Linking this to what we have heard in the first reading today, we remembered how all the plans of the Seleucid king Antiochus IV Epiphanes came to ruin and bore nothing, despite all of his power and riches, all of his fame and glory, and despite all the means by which he had assembled for himself a great majesty and greatness among the other kings. In the end, he had to remember his own mortality, that he is just a mere man, a creation of God, who would have to render an account of his life to God.

Today, we celebrate also the feast of St. Catherine of Alexandria, a holy woman and virgin, who dedicated her life to the Lord. She lived during difficult time in the history of the Church, when the Roman Emperor Diocletian persecuted the faithful and the Church greatly, and many suffered and died. St. Catherine of Alexandria was known for her intellect and great beauty, so much so, that it was told that her beauty captivated the Roman Emperor’s attention.

Her wisdom inspired by God was such that no matter what the Emperor tried to do, he could not overcome her great intellect, and was soundly defeated in the debates regarding the faith. And no amount of persuasion or worldly riches, as it was told in some accounts that the Emperor wished to marry her, was able to turn St. Catherine from her faith in God. She remained steadfast in faith to the very end, towards her martyrdom.

Brothers and sisters in Christ, therefore, let us today spend some time to reflect on our own lives. Have we thus far been spending too much time trying to gain for ourselves a great standing, fame, recognition, wealth and satisfaction from the world? Or have we instead been active in building up for ourselves the true treasures in God? What does this mean? That means, have we been spending some time amidst our busy daily schedules, in order to show love and care for our fellow brethren, instead of just being so focused and distracted with our own needs and wants?

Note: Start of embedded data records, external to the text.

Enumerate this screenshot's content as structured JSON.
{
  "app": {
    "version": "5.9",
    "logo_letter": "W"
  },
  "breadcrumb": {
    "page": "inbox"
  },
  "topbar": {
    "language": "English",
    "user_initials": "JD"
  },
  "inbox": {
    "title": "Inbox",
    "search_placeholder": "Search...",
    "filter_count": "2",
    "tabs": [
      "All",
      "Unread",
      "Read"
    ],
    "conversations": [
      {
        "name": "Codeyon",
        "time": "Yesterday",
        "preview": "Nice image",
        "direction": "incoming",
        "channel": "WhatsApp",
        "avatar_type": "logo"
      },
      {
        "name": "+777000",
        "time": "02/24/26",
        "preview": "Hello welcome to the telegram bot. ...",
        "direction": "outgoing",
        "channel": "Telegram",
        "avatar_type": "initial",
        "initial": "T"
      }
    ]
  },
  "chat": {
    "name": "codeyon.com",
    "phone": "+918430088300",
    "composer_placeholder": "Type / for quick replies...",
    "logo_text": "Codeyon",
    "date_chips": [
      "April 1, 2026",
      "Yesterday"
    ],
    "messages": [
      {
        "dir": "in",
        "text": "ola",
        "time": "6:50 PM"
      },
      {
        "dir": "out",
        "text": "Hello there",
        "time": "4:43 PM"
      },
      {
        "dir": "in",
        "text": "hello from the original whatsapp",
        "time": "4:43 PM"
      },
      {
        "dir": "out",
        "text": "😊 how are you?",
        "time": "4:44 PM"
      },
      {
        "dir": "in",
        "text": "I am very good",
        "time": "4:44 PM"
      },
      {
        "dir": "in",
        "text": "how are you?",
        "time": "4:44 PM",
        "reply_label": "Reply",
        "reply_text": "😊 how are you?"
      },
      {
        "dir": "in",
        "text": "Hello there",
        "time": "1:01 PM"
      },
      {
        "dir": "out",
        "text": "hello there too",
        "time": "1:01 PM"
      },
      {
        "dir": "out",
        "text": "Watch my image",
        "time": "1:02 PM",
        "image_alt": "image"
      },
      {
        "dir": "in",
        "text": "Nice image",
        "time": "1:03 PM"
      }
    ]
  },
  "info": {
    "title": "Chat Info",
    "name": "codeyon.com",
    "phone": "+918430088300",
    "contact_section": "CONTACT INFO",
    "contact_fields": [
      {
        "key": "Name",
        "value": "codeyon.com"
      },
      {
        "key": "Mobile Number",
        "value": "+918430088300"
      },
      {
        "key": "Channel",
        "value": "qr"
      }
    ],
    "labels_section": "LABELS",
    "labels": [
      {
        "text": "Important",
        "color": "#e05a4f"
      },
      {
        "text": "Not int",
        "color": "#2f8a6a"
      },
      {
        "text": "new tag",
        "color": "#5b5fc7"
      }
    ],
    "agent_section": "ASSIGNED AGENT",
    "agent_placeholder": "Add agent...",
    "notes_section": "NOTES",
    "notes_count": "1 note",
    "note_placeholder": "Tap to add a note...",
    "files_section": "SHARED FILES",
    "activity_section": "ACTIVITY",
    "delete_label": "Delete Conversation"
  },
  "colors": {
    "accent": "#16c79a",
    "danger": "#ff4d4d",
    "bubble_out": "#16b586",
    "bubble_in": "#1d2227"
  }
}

Let us ponder on this matter even as we move forward in life. Let us waste no more time in trying to reach out to the Lord and His salvation. May the Lord be our Guide on our way towards His everlasting glory, that each and every one of us as Christians may be able to do our best in our lives, what the Lord wants each one of us to do, by being truly faithful to Him, loving Him and placing Him at the centre of our lives, and then, by loving one another as well. May God bless us all. Amen.